Parents Can Build Up Their Children's Wealth with Gifts into Trusts

Categories Blog, Estate Planning, Inheritance Tax

Making cash gifts is one of the ways parents could build up the wealth of their children and simultaneously reduce their Inheritance Tax (IHT) bill.

Establishing a Junior Individual Savings Account (ISA) and a child's stakeholder pension plan are the other two ways of using your tax benefits wisely to potentially turn your child into a millionaire by the time they reach 38, Joanna Robinson from the Daily Mail calculates.  Of course, this would work if you have enough money to set aside on a regular basis and would be twice or three times costlier if you have two or three children.

With the Junior ISA for children born after 1 January 2011, parents can save a maximum of £3,600 free of taxes in each tax year.  With returns of 3% for a cash ISA and around 6% for an investment ISA (assuming the rates stay intact), this £3,600 a year would swell to £85,782 and £116,205, respectively, by the time your child reached 18.  This is the first step in accumulating your child's wealth.

Gifts into trusts come second.  Gifts are not charged IHT as long as you live seven years after making the gift.
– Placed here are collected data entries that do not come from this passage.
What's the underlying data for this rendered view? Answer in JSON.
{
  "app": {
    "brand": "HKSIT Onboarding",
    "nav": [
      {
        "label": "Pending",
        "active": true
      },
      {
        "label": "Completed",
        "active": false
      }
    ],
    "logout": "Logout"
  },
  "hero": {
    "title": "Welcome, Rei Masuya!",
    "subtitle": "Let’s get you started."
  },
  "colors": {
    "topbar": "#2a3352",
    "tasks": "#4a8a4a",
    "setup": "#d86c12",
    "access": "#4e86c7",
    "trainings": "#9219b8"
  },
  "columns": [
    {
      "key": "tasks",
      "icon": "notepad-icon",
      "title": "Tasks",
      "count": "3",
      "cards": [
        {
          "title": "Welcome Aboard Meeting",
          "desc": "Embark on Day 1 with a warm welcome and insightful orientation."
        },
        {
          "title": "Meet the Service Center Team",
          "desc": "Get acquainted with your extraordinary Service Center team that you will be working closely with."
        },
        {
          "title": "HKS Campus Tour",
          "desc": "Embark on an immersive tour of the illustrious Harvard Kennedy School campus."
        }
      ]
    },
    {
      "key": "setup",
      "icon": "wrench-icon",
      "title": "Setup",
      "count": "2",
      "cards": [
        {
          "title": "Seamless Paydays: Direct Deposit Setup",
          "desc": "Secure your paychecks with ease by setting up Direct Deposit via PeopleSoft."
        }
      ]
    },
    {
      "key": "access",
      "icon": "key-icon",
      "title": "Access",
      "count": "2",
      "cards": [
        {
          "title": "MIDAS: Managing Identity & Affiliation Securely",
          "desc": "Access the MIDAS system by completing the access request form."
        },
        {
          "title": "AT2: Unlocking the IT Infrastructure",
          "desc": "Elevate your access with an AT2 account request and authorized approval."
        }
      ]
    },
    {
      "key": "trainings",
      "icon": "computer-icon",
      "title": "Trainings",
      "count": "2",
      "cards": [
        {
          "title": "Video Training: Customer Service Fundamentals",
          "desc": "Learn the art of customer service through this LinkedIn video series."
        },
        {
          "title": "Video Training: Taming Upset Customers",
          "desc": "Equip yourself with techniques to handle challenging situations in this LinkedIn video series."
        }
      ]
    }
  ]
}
Small gifts of up to £250 per individual per tax year are IHT-free. The same goes for wedding gifts worth up to £5,000. Gifts with a total value of £3,000 a year per person are also exempt from IHT as are any regular gifts or payments of any amount you make out of your after-tax income, provided that you keep your lifestyle unchanged after such payments. Contributing £3,000 a year to your child from birth, and using investment funds or trusts to generate good return, would boost your donation to £436,064 by the time your child turns 38, assuming an average compound growth rate of 5% after taxes. Now, if you re-invest the £116,205 Junior ISA pool in the 20 years until your child turns 38, you will have £314,666 added to the £436,064 pot from gifts, or a total of £750,730.

Through contributions to a child's stakeholder pension plan at £2,880 a year (or the top annual investment of £3,600 less the tax relief of £720) and taking into account a 6% compound growth rate, you would have £523,278 by your child's 38th birthday. This makes a total of £1.3m for your child against nearly £260,000 in aggregate costs to you over the 38-year period.